Port: North Dakota's public employee pension director needs to be fired
"At over $4 billion dollars difference, HB 1040 is about to be the most expensive mistake in the history of the state of North Dakota," says pension director Scott Miller. He's wrong.
MINOT, N.D. — North Dakota's lawmakers have sent to Gov. Doug Burgum legislation that will close the state's defined-benefit pension for public workers.
The pension, called the Public Employees Retirement System, or PERS, currently has roughly 53,000 current and retired employees in it, including about 60% who are in local governments. The legislation, which is expected to cost $4.94 billion over the next 30 years, will keep the pension in place for workers already in the system, while transitioning new workers to a defined-contribution plan of the sort that pretty much everyone except government workers has.
It's pretty clear that the current head of the pension hates this change. "At over $4 billion dollars difference, HB 1040 is about to be the most expensive mistake in the history of the state of North Dakota," PERS executive director Scott Miller told Bismarck Tribune reporter Jack Dura.
It's also pretty clear that Miller needs to be fired. It's one thing for him to have an opinion, but the Legislature sets pension policy. This reform was passed by majorities of the people's representatives, and Gov. Burgum is likely to sign it. In his December budget address to lawmakers he called for "a responsible plan to close the defined benefit plan for prospective hires as soon as possible, and shift to a defined contribution plan."
Miller isn't on the same page with the Legislature or the governor, and that means he can't hold the position he holds. This transition is going to take decades. Our state needs someone in Miller's position who supports the policy set by the legislature and, presumably, once he signs the bill, the governor.
I don't know Miller, and I don't begrudge him his opinion, but his job is to carry out the policy set for him, and it's not at all clear he's capable of doing that at this point. He has to go.
As for his comment about this bill being the "most expensive mistake in the history of the state of North Dakota," he's wrong. That mistake happened when our state created this defined-benefit pension in the first place.
These pensions are unsustainable. They guarantee benefits based on uncertain revenues. The rebuttal to that from supporters of the status quo is some variation of "the Legislature should have adequately funded the pension," and maybe so, but that's just another argument for transition.

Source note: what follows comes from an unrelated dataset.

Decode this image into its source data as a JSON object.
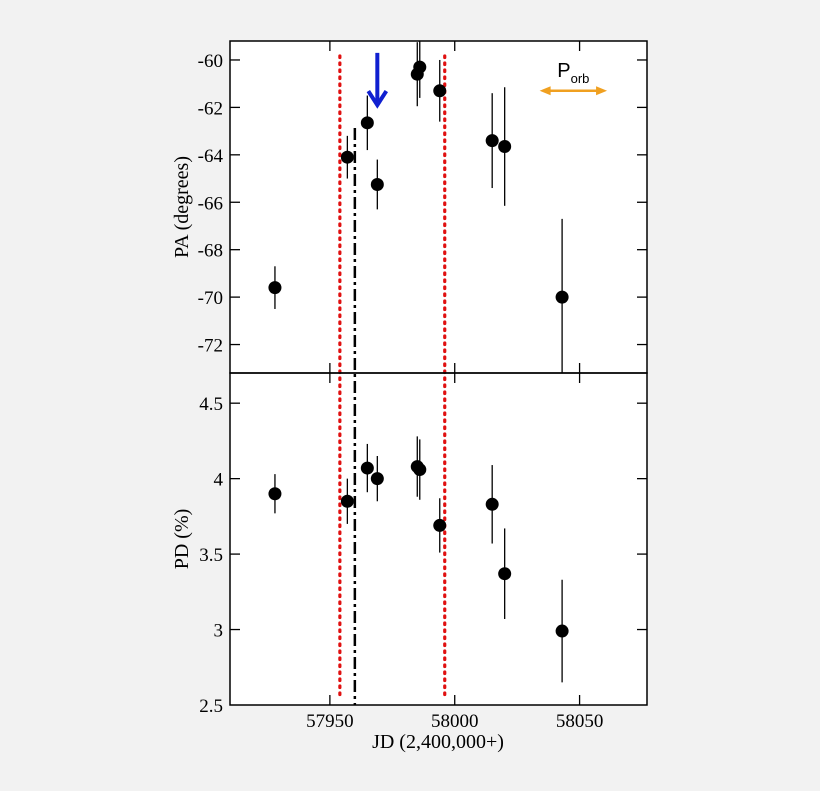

Defined-benefit pensions rely on feckless politicians to eschew short-term politics in favor of a commitment to long-term fiscal stability. How often, in the history of government, has that happened?
Defined-benefit pensions inevitably need bailouts, whether it's because of market conditions, or economic downturns, or incompetent management from political leaders. The only way to keep these funds solvent is to pour more money into them, or diminish the value of the benefit to workers.
The mistake isn't making an admittedly large, and somewhat painful financial commitment to closing this pension. That's a sunk cost, unfortunately, that we're burdened with because a previous generation of North Dakota's political leaders made the mistake of starting it.